Once the idea came about, Henry and other student volunteers met with Student Affairs and Campus Life to figure out the logistics for the piano placement. “They were on board with the project right away,” says Henry. “They immediately asked, ‘How can we make it work?’”
A few months later, the Student Union lobby transformed into a Free Keys premiere with performances from students, including Henry himself. The selections varied from classical piano to rap, making for a unique listening experience. A live recording of the opening concert, as well as more information about the project, is posted on the Free Keys Facebook page.

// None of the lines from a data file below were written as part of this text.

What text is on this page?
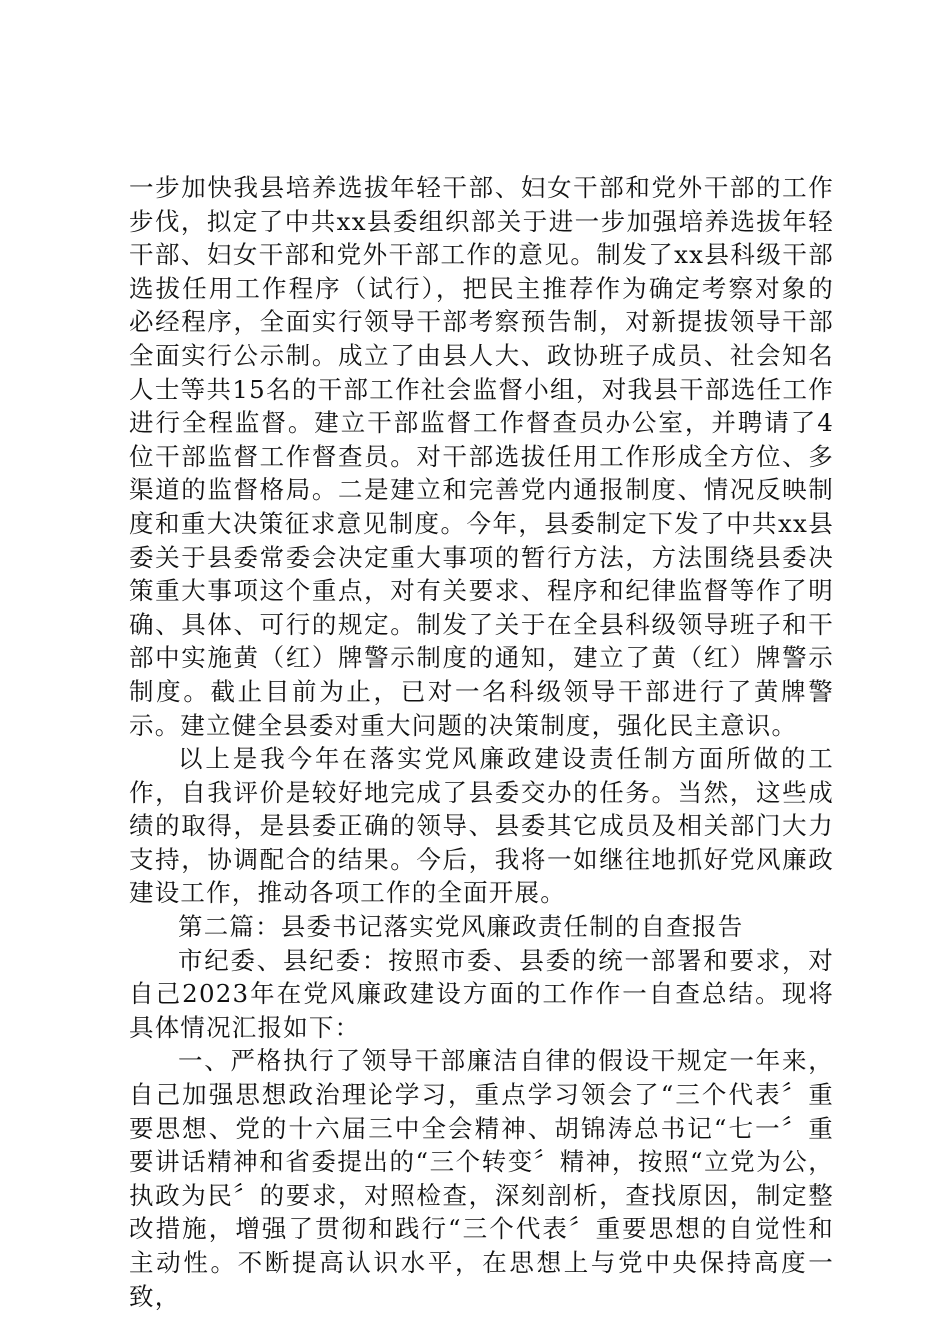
一步加快我县培养选拔年轻干部、妇女干部和党外干部的工作步伐，拟定了中共xx县委组织部关于进一步加强培养选拔年轻干部、妇女干部和党外干部工作的意见。制发了xx县科级干部选拔任用工作程序（试行），把民主推荐作为确定考察对象的必经程序，全面实行领导干部考察预告制，对新提拔领导干部全面实行公示制。成立了由县人大、政协班子成员、社会知名人士等共15名的干部工作社会监督小组，对我县干部选任工作进行全程监督。建立干部监督工作督查员办公室，并聘请了4位干部监督工作督查员。对干部选拔任用工作形成全方位、多渠道的监督格局。二是建立和完善党内通报制度、情况反映制度和重大决策征求意见制度。今年，县委制定下发了中共xx县委关于县委常委会决定重大事项的暂行方法，方法围绕县委决策重大事项这个重点，对有关要求、程序和纪律监督等作了明确、具体、可行的规定。制发了关于在全县科级领导班子和干部中实施黄（红）牌警示制度的通知，建立了黄（红）牌警示制度。截止目前为止，已对一名科级领导干部进行了黄牌警示。建立健全县委对重大问题的决策制度，强化民主意识。

以上是我今年在落实党风廉政建设责任制方面所做的工作，自我评价是较好地完成了县委交办的任务。当然，这些成绩的取得，是县委正确的领导、县委其它成员及相关部门大力支持，协调配合的结果。今后，我将一如继往地抓好党风廉政建设工作，推动各项工作的全面开展。

第二篇：县委书记落实党风廉政责任制的自查报告

市纪委、县纪委：按照市委、县委的统一部署和要求，对自己2023年在党风廉政建设方面的工作作一自查总结。现将具体情况汇报如下：

一、严格执行了领导干部廉洁自律的假设干规定一年来，自己加强思想政治理论学习，重点学习领会了“三个代表〞重要思想、党的十六届三中全会精神、胡锦涛总书记“七一〞重要讲话精神和省委提出的“三个转变〞精神，按照“立党为公，执政为民〞的要求，对照检查，深刻剖析，查找原因，制定整改措施，增强了贯彻和践行“三个代表〞重要思想的自觉性和主动性。不断提高认识水平，在思想上与党中央保持高度一致，
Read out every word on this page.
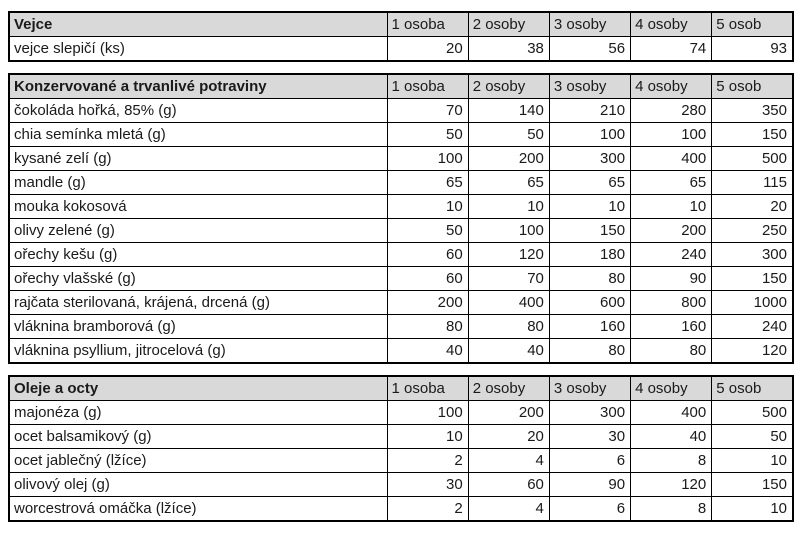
Vejce	1 osoba	2 osoby	3 osoby	4 osoby	5 osob
vejce slepičí (ks)	20	38	56	74	93
Konzervované a trvanlivé potraviny	1 osoba	2 osoby	3 osoby	4 osoby	5 osob
čokoláda hořká, 85% (g)	70	140	210	280	350
chia semínka mletá (g)	50	50	100	100	150
kysané zelí (g)	100	200	300	400	500
mandle (g)	65	65	65	65	115
mouka kokosová	10	10	10	10	20
olivy zelené (g)	50	100	150	200	250
ořechy kešu (g)	60	120	180	240	300
ořechy vlašské (g)	60	70	80	90	150
rajčata sterilovaná, krájená, drcená (g)	200	400	600	800	1000
vláknina bramborová (g)	80	80	160	160	240
vláknina psyllium, jitrocelová (g)	40	40	80	80	120
Oleje a octy	1 osoba	2 osoby	3 osoby	4 osoby	5 osob
majonéza (g)	100	200	300	400	500
ocet balsamikový (g)	10	20	30	40	50
ocet jablečný (lžíce)	2	4	6	8	10
olivový olej (g)	30	60	90	120	150
worcestrová omáčka (lžíce)	2	4	6	8	10
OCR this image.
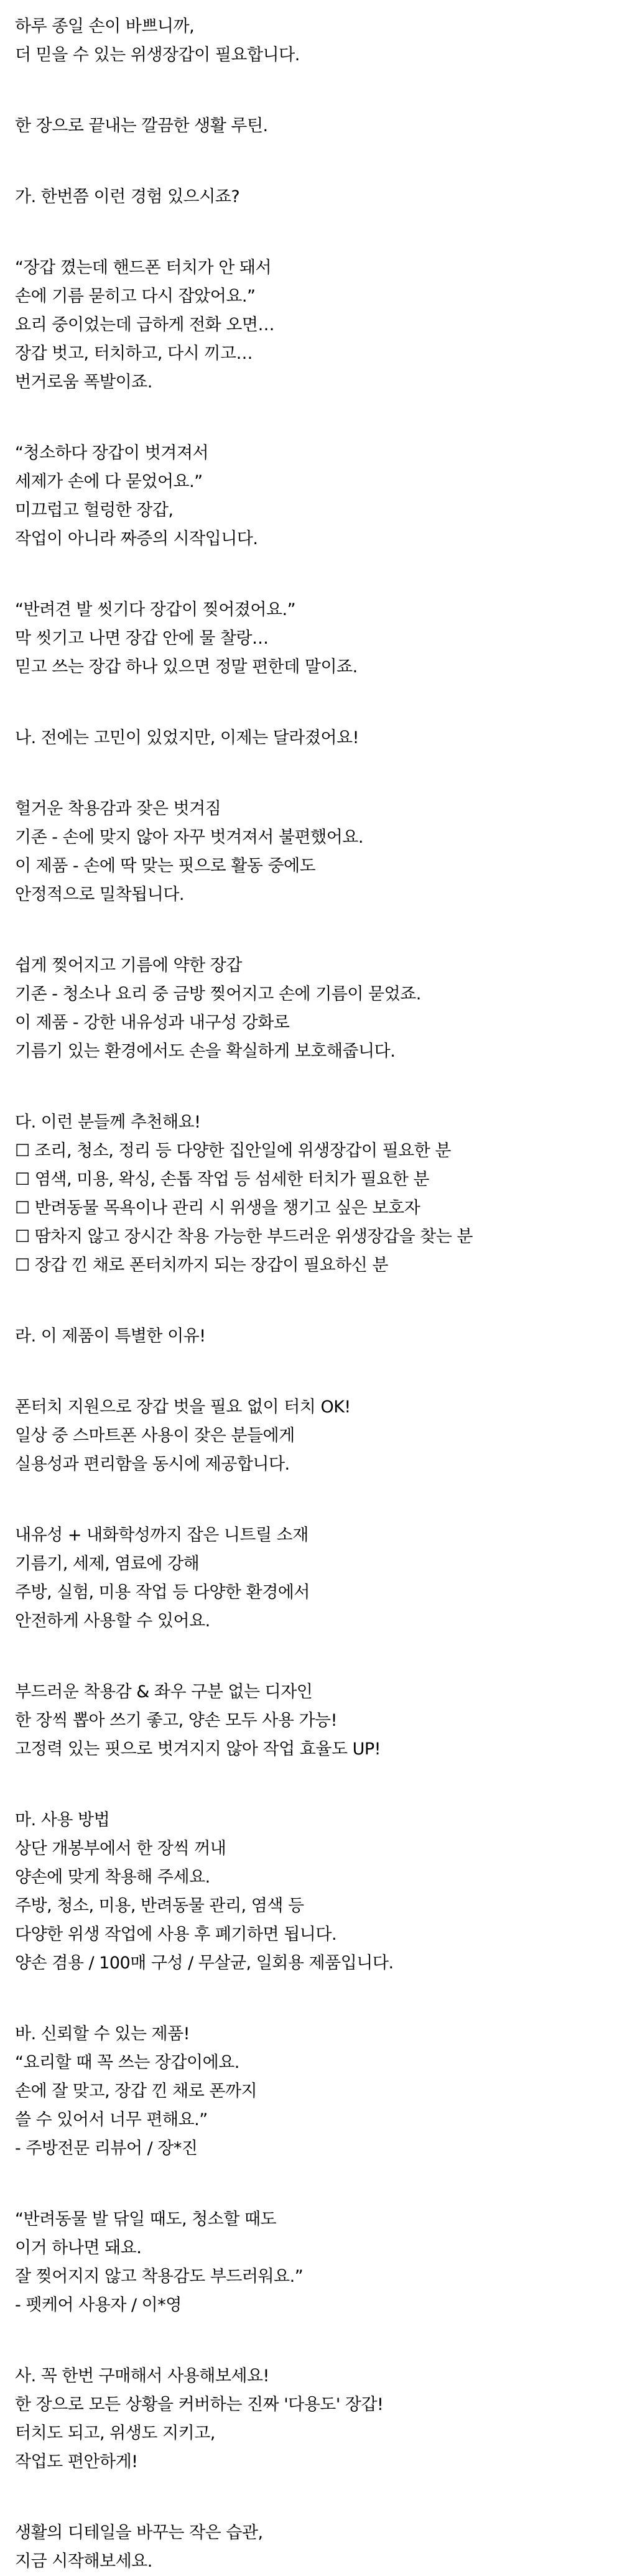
하루 종일 손이 바쁘니까,
더 믿을 수 있는 위생장갑이 필요합니다.
한 장으로 끝내는 깔끔한 생활 루틴.
가. 한번쯤 이런 경험 있으시죠?
“장갑 꼈는데 핸드폰 터치가 안 돼서
손에 기름 묻히고 다시 잡았어요.”
요리 중이었는데 급하게 전화 오면…
장갑 벗고, 터치하고, 다시 끼고…
번거로움 폭발이죠.
“청소하다 장갑이 벗겨져서
세제가 손에 다 묻었어요.”
미끄럽고 헐렁한 장갑,
작업이 아니라 짜증의 시작입니다.
“반려견 발 씻기다 장갑이 찢어졌어요.”
막 씻기고 나면 장갑 안에 물 찰랑…
믿고 쓰는 장갑 하나 있으면 정말 편한데 말이죠.
나. 전에는 고민이 있었지만, 이제는 달라졌어요!
헐거운 착용감과 잦은 벗겨짐
기존 - 손에 맞지 않아 자꾸 벗겨져서 불편했어요.
이 제품 - 손에 딱 맞는 핏으로 활동 중에도
안정적으로 밀착됩니다.
쉽게 찢어지고 기름에 약한 장갑
기존 - 청소나 요리 중 금방 찢어지고 손에 기름이 묻었죠.
이 제품 - 강한 내유성과 내구성 강화로
기름기 있는 환경에서도 손을 확실하게 보호해줍니다.
다. 이런 분들께 추천해요!
☐ 조리, 청소, 정리 등 다양한 집안일에 위생장갑이 필요한 분
☐ 염색, 미용, 왁싱, 손톱 작업 등 섬세한 터치가 필요한 분
☐ 반려동물 목욕이나 관리 시 위생을 챙기고 싶은 보호자
☐ 땀차지 않고 장시간 착용 가능한 부드러운 위생장갑을 찾는 분
☐ 장갑 낀 채로 폰터치까지 되는 장갑이 필요하신 분
라. 이 제품이 특별한 이유!
폰터치 지원으로 장갑 벗을 필요 없이 터치 OK!
일상 중 스마트폰 사용이 잦은 분들에게
실용성과 편리함을 동시에 제공합니다.
내유성 + 내화학성까지 잡은 니트릴 소재
기름기, 세제, 염료에 강해
주방, 실험, 미용 작업 등 다양한 환경에서
안전하게 사용할 수 있어요.
부드러운 착용감 & 좌우 구분 없는 디자인
한 장씩 뽑아 쓰기 좋고, 양손 모두 사용 가능!
고정력 있는 핏으로 벗겨지지 않아 작업 효율도 UP!
마. 사용 방법
상단 개봉부에서 한 장씩 꺼내
양손에 맞게 착용해 주세요.
주방, 청소, 미용, 반려동물 관리, 염색 등
다양한 위생 작업에 사용 후 폐기하면 됩니다.
양손 겸용 / 100매 구성 / 무살균, 일회용 제품입니다.
바. 신뢰할 수 있는 제품!
“요리할 때 꼭 쓰는 장갑이에요.
손에 잘 맞고, 장갑 낀 채로 폰까지
쓸 수 있어서 너무 편해요.”
- 주방전문 리뷰어 / 장*진
“반려동물 발 닦일 때도, 청소할 때도
이거 하나면 돼요.
잘 찢어지지 않고 착용감도 부드러워요.”
- 펫케어 사용자 / 이*영
사. 꼭 한번 구매해서 사용해보세요!
한 장으로 모든 상황을 커버하는 진짜 '다용도' 장갑!
터치도 되고, 위생도 지키고,
작업도 편안하게!
생활의 디테일을 바꾸는 작은 습관,
지금 시작해보세요.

With frequent performances by students and campus community members, the project took off. “Every day people have been on the pianos,” says Henry, who often stops to listen. Although Owen Henry is graduating this winter and passing on his managerial role, the project is far from over. The organization already received a fourth piano, and students have plans for more creative recitals.
Henry enjoys watching the project come to life through spontaneous duets and lively melodies by students such as Narma and Dewey. Dewey plays frequently, but listeners usually don’t recognize her music. “All the music I play is improvised, I just play what I’m feeling,” she says. Often, students come up to ask her about her music or to join her. “I love when people come up to me and play with me. I’ve met five or six people this semester that way!” says Dewey. With public pianos spread throughout campus, skilled musicians and eager beginners can try their hand at piano playing and make friends between classes.